Aran, now an assistant professor of medical devices and diagnostics at the Keck Graduate Institute, didn’t start out with this visionary agenda. “I did not enjoy electrical engineering as an undergrad,” she recalls. “How could I connect with real-world problems by just designing transistors and circuits?” When she discovered biomedical engineering, her attitude changed. Now, as the chief science officer at Cardea, which recently merged with Nanosense, a company she co-founded with industry partners, she’s focused on getting her solutions into the world by first commercializing the device for lab-based quality-control while she completes the long regulatory process for medical uses.
“It’s going to be revolutionary”
Better diagnostic tools can’t come soon enough for Fay, who thinks it’s time to add creatine kinase, the muscle-damage test, to neonatal testing protocols. And if technology like Aran’s could provide easy in utero testing, he’s for it.

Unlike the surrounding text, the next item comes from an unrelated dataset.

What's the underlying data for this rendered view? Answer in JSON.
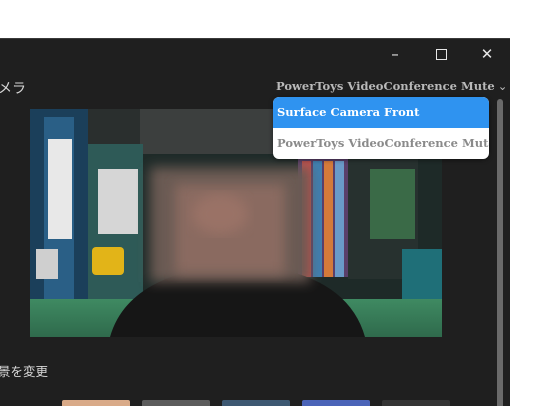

But as researchers develop these powerful technologies, they must also grapple with the ethical quandaries and unforeseen consequences of their work. For example, while gene therapies currently under development can’t be inherited, CRISPR also enables germline editing, which creates inherited changes — permanently altering human DNA — an ethical rabbit hole so deep that it is formally prohibited in more than 30 countries, including the United States.
Despite these attendant societal concerns, CRISPR gene editing continues its march from labs to implementation. For medical professionals and patients with genetic diseases, this opens a future of possibilities.
“I think it’s going to be revolutionary,” Fay says of the potential for Duchenne. “The whole mentality of the field is going to change from a supportive care model to a treatable disease model, and it’s going to increase the urgency of early genetic testing.”
Aran says the key to successfully implementing CRISPR to treat genetic disease — and other applications from cancer to agriculture — will be addressing the engineering, societal and safety challenges step by step, worldwide. “The U.S. must maintain a position of technical and ethical leadership,” she says. And, she adds, stepping back isn’t an option. “History has shown that you cannot fight advances like this. We cannot stop it from moving forward.”